Thursday 14 March 2013

The Power of Not Wanting

I want things all the time.  I want sales.  I want money.  I want resources.  I want to build things.  I want people to pat on my back.  I want to be liked.  I want respect.  I want time.  I want to be useful to society (I like this one because it makes me fool myself as a good samaritan).  What if I don't want - even if it is just for a few moments.  Not wanting sets me free.  In that freedom lies great power to do things exactly the way I want because I really don't want.  

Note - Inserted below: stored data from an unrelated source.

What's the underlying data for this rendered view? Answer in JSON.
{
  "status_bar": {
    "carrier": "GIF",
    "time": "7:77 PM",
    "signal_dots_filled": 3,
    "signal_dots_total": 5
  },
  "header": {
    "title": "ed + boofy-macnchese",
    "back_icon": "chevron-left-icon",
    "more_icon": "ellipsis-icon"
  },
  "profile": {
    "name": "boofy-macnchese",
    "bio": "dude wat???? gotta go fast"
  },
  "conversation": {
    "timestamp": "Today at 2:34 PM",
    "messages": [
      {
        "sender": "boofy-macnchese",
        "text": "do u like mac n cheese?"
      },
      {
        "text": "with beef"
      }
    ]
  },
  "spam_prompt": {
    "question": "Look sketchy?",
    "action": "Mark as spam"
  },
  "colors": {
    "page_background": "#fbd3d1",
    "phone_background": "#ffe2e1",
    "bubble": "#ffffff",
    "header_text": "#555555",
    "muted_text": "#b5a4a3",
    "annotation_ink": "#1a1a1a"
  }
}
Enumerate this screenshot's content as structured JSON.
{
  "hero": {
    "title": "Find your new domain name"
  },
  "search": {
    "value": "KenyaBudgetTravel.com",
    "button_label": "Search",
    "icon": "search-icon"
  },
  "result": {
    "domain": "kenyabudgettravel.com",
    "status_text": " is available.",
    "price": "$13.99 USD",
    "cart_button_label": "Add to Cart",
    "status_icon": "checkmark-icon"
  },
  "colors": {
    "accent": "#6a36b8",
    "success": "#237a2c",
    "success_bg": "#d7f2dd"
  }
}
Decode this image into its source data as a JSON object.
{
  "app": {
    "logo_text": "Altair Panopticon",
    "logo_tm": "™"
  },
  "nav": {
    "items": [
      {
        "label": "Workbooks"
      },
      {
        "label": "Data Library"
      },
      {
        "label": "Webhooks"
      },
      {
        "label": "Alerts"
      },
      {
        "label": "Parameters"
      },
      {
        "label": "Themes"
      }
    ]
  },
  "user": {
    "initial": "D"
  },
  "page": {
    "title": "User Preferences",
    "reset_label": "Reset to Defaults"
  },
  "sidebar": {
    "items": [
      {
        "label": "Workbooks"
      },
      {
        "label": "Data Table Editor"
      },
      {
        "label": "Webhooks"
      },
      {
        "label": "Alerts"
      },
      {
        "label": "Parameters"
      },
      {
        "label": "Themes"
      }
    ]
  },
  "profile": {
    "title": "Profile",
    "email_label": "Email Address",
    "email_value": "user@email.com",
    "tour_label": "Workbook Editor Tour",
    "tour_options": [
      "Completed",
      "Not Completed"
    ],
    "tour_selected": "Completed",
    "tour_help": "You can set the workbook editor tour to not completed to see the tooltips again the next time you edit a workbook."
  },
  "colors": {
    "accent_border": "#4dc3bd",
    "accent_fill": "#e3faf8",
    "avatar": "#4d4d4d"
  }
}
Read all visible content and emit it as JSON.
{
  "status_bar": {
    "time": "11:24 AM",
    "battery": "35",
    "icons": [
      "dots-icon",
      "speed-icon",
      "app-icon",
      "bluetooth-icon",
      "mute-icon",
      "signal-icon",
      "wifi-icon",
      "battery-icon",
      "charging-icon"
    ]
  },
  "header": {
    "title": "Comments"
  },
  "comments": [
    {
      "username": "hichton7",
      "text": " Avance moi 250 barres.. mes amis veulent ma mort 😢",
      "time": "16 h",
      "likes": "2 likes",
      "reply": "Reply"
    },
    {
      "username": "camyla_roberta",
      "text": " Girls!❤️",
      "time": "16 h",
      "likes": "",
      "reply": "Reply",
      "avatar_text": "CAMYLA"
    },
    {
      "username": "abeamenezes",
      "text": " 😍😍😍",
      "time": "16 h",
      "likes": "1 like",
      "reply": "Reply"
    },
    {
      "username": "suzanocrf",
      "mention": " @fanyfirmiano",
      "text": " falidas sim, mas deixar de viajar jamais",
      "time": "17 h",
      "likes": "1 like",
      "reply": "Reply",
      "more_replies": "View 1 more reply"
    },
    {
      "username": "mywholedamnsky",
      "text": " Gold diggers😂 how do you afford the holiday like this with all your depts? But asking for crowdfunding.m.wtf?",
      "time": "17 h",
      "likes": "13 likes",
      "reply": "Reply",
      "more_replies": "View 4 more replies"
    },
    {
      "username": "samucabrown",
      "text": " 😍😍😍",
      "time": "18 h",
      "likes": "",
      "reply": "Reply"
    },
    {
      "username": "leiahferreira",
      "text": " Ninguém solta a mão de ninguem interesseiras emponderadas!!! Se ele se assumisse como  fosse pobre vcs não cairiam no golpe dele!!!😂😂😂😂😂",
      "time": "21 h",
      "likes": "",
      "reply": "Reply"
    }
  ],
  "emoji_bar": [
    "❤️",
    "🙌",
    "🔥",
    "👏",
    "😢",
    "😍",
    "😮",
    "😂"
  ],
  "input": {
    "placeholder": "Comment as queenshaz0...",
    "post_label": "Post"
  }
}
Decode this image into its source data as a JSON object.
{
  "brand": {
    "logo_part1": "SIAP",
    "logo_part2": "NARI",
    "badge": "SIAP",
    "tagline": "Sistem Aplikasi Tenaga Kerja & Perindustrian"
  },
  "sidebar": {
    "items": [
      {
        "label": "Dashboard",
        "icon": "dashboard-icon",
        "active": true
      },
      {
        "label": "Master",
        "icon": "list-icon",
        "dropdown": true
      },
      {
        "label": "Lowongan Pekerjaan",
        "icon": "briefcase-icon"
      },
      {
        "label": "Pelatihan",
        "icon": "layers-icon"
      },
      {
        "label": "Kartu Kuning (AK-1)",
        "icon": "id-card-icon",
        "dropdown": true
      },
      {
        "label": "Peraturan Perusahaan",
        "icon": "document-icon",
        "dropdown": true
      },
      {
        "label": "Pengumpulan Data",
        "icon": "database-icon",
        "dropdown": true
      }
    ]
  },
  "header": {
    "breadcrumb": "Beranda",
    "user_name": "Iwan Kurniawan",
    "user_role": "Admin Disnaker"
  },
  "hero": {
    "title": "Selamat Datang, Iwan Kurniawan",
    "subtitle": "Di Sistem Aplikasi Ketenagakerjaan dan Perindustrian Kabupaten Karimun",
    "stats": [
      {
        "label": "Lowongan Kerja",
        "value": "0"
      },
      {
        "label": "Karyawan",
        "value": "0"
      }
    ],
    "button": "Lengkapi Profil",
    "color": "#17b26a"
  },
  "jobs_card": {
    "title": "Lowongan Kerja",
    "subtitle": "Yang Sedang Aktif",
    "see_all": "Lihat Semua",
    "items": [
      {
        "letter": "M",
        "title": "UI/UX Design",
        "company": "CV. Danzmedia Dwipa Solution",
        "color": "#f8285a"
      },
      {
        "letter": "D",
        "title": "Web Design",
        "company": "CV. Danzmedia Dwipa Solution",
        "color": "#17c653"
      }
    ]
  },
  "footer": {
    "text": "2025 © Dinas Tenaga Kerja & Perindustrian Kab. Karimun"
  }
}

Wanting makes me desperate and weak.  Not wanting puts so much faith in my ability to make things happen that I feel heady.  Instead of resisting something that I think shouldn't be happening, I simply say yes and move forward.  This somehow opens doors that I didn't know existed.  Not wanting puts me in a position of saying yes or no.  Wanting puts me in a position of waiting for someone to say yes or no.  Not wanting makes me think of myself as unique and the world as an abundant place full of undiscovered resources.  Wanting makes me competitive, hungry with a hopeless world view that there's not enough out there.  Not wanting triggers that part of my brain that gives me ideas.  Wanting puts emotions at the forefront.  

Not wanting somehow gives me all the things I would think I want.  It gives me time.  When I'm playing with my son and think of that time as his and not mine, it makes me desperate for time.  But when I don't care about time then that time becomes mine and I seem to have infinite time.  When I'm desperate to close a sale, it never closes.  I come across as needy.  When I don't care about the sale, somehow I speak more truthfully and it takes its natural course to closure.  When I don't care if someone likes my work, the focus becomes the work and not useless externalities that dilute it.  

Try not wanting.  Now would that make you want to try it or not want to try it?  Go figure.